Mr. S and I were in Germany at a really nice hotel in Heidelberg at a breakfast meeting of his company. I was doing my usual investigation of the hotel bathroom. I have to examine—or use—every bathroom in any building I enter. You know.
When I was finished, I was just thinking how I was going to tell everyone upstairs at the breakfast how wonderful German toilets are—especially in comparison to those in Malta—spotless, flushable, completely well maintained. As this thought passed through my mind, the handle of the toilet door came off in my hand, and I was locked in the toilet.

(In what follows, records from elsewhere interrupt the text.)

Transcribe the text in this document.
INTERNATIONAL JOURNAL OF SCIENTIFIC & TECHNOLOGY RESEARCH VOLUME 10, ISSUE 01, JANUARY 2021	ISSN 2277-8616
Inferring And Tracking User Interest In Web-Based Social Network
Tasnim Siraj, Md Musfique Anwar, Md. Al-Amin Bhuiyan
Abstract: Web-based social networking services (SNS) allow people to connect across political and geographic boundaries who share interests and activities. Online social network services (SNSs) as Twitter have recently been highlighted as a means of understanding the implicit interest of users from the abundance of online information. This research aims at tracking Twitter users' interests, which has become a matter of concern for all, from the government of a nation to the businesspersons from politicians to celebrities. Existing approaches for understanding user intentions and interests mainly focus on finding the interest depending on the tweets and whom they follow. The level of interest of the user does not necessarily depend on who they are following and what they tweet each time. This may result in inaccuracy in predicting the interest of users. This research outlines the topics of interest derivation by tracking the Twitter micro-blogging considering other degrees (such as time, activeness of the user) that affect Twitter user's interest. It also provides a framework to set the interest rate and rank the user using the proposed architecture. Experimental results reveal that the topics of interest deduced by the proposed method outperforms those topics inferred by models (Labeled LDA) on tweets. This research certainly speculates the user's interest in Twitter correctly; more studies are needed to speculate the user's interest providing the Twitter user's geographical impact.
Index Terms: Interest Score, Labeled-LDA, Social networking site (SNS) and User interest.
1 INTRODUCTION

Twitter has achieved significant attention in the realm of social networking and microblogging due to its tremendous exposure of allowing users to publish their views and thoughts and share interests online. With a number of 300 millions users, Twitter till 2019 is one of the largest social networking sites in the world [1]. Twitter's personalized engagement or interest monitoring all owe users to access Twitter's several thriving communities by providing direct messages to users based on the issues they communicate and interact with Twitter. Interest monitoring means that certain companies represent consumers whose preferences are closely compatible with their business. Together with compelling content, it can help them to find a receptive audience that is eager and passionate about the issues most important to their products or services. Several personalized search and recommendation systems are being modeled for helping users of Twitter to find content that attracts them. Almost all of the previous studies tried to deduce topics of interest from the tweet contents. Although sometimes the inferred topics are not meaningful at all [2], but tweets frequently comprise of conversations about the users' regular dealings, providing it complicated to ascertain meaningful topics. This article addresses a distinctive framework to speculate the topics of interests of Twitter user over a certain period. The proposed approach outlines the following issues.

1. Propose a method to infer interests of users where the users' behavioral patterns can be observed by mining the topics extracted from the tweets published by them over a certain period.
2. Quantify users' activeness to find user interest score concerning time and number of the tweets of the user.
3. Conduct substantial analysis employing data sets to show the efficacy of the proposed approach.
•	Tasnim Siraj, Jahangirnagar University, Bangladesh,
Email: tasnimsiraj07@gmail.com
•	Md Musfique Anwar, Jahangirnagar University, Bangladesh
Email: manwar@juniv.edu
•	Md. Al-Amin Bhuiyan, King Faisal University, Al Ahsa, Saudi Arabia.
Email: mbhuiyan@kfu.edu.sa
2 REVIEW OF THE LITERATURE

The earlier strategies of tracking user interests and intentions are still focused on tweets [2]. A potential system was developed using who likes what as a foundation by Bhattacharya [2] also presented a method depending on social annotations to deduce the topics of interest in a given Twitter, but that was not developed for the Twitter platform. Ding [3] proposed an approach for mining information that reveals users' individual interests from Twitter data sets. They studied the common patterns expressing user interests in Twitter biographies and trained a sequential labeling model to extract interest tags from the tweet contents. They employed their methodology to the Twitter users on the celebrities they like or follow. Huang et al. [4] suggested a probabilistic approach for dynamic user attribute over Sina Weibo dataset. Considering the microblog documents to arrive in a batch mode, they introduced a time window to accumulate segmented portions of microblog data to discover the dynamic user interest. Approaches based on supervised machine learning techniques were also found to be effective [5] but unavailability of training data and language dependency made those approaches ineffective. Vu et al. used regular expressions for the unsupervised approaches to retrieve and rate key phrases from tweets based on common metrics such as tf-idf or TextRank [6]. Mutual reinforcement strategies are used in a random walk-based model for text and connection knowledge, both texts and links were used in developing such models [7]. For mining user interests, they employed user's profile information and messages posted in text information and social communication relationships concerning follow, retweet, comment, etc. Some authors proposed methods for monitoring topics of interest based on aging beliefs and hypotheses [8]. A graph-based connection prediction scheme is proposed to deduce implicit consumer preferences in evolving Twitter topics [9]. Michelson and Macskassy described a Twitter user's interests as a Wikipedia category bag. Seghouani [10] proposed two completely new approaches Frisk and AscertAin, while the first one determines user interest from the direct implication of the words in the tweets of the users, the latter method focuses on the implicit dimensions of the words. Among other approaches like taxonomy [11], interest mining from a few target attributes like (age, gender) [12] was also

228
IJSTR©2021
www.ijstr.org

For the next thirty minutes, I was yelling out one of the few German words I know—Hilfe—which means help. The bathroom was really far down in the basement of the hotel and no one could hear me banging on the door or yelling. Finally, someone from the hotel heard me yelling Hilfe out the basement window. A maid came in and pushed the door in from the outside.

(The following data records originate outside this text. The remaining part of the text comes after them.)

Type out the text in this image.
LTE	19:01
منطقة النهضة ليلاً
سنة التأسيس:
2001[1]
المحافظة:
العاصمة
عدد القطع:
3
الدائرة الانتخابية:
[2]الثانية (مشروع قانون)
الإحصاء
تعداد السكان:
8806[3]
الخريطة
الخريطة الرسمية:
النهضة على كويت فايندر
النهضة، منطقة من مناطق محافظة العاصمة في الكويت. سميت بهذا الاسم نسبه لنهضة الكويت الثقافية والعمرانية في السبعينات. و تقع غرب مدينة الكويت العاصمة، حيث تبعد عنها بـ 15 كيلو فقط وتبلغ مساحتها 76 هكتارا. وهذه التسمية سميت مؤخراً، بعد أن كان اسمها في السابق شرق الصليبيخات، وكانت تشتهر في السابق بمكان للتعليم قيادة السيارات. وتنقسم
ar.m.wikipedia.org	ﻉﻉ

When I got upstairs, Mr. S. looked up from his coffee and noted that he thought I took longer than usual in the toilet. But one of his female colleagues had convinced him that women sometimes take long in the bathroom, so he didn’t do anything about it. Well, thanks for listening to your instincts, Mr. S.
Anyway, it could have been worse. I could have been locked in a Maltese toilet.

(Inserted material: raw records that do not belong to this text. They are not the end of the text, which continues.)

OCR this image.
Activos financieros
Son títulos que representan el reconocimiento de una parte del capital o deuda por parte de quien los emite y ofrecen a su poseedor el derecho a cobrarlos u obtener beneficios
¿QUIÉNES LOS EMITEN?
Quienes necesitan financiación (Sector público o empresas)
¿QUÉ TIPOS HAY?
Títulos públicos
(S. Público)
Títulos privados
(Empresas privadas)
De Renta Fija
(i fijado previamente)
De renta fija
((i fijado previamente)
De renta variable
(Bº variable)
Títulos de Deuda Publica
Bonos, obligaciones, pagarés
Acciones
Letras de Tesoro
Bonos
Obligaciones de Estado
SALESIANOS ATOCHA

Hi Inverter--thanks very much! Ilene
Posted by: Sennuwy (an ancient Egyptian name) | February 08, 2010 at 06:10 AM
nice info !!!
Posted by: invertir forex | February 08, 2010 at 12:35 AM
Got you, girlfriend, Dee. Yes, hovering is good exercise, too!--Ilene
Posted by: Sennuwy (an ancient Egyptian name) | December 21, 2009 at 04:48 PM
He forgot to say, I always carry T.P. and hand sanitizer in my purse! And have learned how to 'hover'!
Posted by: Dee Owen | December 21, 2009 at 04:19 PM
Hi Mike, If nothing else this post is letting me in on the most terrible toilets in the world. Wow--that Panamanian toilet sounds really pleasant. You and Dee have a good and healthy New Year--and only the best of toilets xxx Ilene
Posted by: Sennuwy (an ancient Egyptian name) | December 21, 2009 at 07:44 AM
Mary, Your humor is a classic, too! Ive never been to a toilet in the Dominican Republic, but I think Ill pass! A healthy, happy and lucrative New Year to you, too xxxx Ilene
Posted by: Sennuwy (an ancient Egyptian name) | December 21, 2009 at 07:38 AM
Or at the Puerto Plata airport in the Dominican Republic? OMG how lucky you were. I always enjoy your stories. Your humor is classic. Happy Holidays and a healthy New Year with a job!!!
Posted by: Mary Bartolotta | December 20, 2009 at 11:06 AM
It could have been a whole lot worse. It could have been worse that your wildest bad dream. Imagine the smell from a septic tank. Imagine not having a seat on which to sit. Imagine not having a door to close. Imagine not having anything to wipe your underparts with. Imagine not having water to wash your, by now, disgusting hands.
IMAGINE BEING IN A PANAMANIAN TOILET.